One thing about the "O" in "O-sensei" that some folks outside of Japan don't know is that it's not the character for "dai" meaning "big but, rather, "okina" meaning "venerable old man."
Another thing most people outside of Japan don`t know is that using the terms Osensei and Wakasensei is very common when two generations of "sensei" work in the same place. There is a dental clinic in my town run by a father and son, both named Hayashi. To avoid confusion, one is Osensei and one is Wakasensei. This has to be the origin of our "Osensei" as both Morihei and Kisshomaru were active in the dojo. However, contrary to what Jun wrote, our Osensei is referred to with the character "dai" in Japan (at least in Aikikai literature.) I am very interested in learning when the change took place. (Professor Goldsbury?)

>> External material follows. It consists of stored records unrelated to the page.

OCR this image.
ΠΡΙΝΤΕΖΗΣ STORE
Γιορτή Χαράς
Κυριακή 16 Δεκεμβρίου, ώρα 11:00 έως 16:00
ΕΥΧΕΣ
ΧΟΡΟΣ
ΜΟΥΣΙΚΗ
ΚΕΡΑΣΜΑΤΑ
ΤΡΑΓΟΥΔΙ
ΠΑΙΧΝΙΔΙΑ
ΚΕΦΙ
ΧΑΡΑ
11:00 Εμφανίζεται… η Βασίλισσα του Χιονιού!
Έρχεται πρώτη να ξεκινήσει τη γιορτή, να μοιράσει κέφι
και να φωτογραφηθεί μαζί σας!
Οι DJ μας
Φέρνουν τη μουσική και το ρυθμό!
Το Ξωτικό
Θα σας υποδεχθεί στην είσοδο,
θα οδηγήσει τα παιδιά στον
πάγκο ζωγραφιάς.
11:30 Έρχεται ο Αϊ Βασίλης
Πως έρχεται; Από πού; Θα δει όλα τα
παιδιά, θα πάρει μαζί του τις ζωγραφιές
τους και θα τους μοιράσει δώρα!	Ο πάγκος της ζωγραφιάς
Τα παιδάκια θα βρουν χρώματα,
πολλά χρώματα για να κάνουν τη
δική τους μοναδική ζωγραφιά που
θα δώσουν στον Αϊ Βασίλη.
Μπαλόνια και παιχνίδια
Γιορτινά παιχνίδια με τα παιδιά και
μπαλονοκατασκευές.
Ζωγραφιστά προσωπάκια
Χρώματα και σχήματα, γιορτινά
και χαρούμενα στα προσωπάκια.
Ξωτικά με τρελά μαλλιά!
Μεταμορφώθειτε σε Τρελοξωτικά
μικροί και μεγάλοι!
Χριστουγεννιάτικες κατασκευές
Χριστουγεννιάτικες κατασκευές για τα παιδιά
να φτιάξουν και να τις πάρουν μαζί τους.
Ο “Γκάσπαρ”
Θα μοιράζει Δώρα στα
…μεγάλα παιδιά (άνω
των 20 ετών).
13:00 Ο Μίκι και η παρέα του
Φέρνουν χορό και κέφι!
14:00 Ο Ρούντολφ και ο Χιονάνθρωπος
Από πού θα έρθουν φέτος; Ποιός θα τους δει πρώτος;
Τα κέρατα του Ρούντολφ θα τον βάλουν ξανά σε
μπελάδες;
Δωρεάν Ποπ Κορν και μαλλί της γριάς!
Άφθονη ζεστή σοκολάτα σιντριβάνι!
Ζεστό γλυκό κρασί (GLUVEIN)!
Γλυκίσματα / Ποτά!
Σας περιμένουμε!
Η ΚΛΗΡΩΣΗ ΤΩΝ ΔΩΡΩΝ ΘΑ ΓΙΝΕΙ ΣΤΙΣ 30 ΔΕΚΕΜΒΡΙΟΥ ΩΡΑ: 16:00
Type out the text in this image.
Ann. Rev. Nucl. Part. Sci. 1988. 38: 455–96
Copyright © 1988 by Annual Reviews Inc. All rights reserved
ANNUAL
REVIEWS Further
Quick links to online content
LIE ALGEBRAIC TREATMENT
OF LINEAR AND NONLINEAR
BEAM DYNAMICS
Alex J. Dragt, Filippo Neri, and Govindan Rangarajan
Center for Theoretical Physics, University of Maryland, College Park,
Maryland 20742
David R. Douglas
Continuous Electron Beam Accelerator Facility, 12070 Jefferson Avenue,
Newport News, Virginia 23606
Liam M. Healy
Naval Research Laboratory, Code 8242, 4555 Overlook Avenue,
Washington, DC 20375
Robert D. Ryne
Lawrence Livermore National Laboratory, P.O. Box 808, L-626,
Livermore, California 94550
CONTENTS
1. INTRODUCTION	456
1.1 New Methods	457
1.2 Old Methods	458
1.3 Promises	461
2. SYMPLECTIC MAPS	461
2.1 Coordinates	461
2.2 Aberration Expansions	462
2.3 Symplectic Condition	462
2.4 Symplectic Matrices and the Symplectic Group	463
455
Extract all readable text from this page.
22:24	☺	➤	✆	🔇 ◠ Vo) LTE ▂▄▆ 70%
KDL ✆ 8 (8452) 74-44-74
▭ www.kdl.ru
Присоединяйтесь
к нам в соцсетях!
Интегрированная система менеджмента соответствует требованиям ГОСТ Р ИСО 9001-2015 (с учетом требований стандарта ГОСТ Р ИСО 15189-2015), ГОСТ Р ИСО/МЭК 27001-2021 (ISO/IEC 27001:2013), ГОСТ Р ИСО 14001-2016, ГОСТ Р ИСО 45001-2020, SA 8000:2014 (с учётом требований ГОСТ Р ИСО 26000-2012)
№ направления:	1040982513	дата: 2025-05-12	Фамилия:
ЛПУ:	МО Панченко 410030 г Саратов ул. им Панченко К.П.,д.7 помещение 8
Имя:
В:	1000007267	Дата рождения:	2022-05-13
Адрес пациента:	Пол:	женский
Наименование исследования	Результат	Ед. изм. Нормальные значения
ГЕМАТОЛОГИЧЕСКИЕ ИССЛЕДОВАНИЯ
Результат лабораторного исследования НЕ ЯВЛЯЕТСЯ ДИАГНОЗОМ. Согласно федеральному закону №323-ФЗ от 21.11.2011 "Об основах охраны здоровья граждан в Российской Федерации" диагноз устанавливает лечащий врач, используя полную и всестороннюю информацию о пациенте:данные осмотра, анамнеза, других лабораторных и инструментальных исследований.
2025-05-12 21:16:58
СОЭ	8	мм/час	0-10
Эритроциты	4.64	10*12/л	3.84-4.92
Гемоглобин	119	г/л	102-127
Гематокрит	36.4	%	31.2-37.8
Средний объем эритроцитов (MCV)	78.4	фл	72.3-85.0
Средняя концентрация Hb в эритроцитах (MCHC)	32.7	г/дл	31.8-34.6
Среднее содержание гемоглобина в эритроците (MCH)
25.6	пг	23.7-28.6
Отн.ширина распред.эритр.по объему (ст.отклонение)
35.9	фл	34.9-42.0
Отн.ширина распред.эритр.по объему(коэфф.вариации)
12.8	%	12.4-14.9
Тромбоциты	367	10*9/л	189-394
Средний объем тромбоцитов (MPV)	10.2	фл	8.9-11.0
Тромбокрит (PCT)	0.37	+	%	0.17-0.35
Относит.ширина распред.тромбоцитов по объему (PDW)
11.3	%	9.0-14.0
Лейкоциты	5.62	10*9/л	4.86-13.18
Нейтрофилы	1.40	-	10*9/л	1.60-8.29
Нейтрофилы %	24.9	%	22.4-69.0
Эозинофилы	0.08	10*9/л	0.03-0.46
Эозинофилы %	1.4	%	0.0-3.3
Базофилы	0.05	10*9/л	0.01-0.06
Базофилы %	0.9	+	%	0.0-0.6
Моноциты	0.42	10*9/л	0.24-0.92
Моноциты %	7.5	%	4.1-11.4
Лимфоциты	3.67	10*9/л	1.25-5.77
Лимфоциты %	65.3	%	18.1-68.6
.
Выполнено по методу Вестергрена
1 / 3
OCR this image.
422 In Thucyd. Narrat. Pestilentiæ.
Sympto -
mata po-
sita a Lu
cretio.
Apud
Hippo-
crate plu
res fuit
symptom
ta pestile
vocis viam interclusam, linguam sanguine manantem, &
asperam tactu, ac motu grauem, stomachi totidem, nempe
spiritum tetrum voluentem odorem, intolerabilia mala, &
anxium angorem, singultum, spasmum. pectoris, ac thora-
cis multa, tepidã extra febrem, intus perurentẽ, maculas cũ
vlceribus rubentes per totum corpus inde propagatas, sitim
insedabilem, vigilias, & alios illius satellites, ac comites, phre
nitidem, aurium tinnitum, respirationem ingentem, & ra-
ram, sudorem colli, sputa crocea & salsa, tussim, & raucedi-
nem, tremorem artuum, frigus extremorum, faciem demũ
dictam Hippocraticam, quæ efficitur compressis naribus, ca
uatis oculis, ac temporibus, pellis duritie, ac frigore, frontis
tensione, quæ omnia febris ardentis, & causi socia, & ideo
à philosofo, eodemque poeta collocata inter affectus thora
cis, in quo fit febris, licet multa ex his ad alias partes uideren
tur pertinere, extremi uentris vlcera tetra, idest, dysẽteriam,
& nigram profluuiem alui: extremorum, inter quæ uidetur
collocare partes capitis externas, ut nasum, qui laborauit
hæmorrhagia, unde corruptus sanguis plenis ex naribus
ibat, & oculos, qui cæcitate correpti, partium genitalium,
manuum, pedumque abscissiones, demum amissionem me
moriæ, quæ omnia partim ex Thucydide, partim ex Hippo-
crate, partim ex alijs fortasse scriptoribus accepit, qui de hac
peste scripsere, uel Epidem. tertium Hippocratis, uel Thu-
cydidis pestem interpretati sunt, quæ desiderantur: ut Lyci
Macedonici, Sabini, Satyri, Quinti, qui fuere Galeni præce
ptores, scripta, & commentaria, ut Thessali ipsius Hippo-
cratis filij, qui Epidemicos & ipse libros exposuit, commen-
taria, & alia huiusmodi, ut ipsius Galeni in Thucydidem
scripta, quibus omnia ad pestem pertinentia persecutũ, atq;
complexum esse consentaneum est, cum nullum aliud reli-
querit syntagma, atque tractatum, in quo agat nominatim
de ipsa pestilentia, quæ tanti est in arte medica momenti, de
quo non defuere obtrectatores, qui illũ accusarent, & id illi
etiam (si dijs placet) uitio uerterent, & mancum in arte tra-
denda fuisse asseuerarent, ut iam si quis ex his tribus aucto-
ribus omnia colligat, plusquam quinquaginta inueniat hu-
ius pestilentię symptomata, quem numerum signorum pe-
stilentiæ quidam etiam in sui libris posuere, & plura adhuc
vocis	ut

A couple more points/opinions:
1. "Sensei" is not a title, it is a word of respect that denotes a relationship between two people. "Shihan," "Shidouin," and the like are titles that are given from top down. That is, a group or person with some kind of power hands down the title, and whether we agree or not, that person is Shihan and can refer to him/herself as such. "Sensei," on the other hand, is given up. That is, I feel respect for someone and wish to show it, so I call that person "Sensei" because I am lower in status. I think it is much more personal than a title.
2.As to whether most of the current Shihan are direct students of the Founder or not, I understand this argument to be at its core, a disagreement of who got the "real" teaching, and exactly how much time did the Founder spend at Honbu vs. Iwama. It seems to me that we may never really know.
3.I think that the lack of emphasis in Japan on the Founder is due to the idea that we learn Budo through touch. My teacher touches me (does techniques with me) and THAT is the teaching. I think that this is reflected in the Aikikai`s decision not to publish "Budo" in Japanese. My personal opinion is that both sides are necessary; a living teacher and a study of the teachings of the Founder.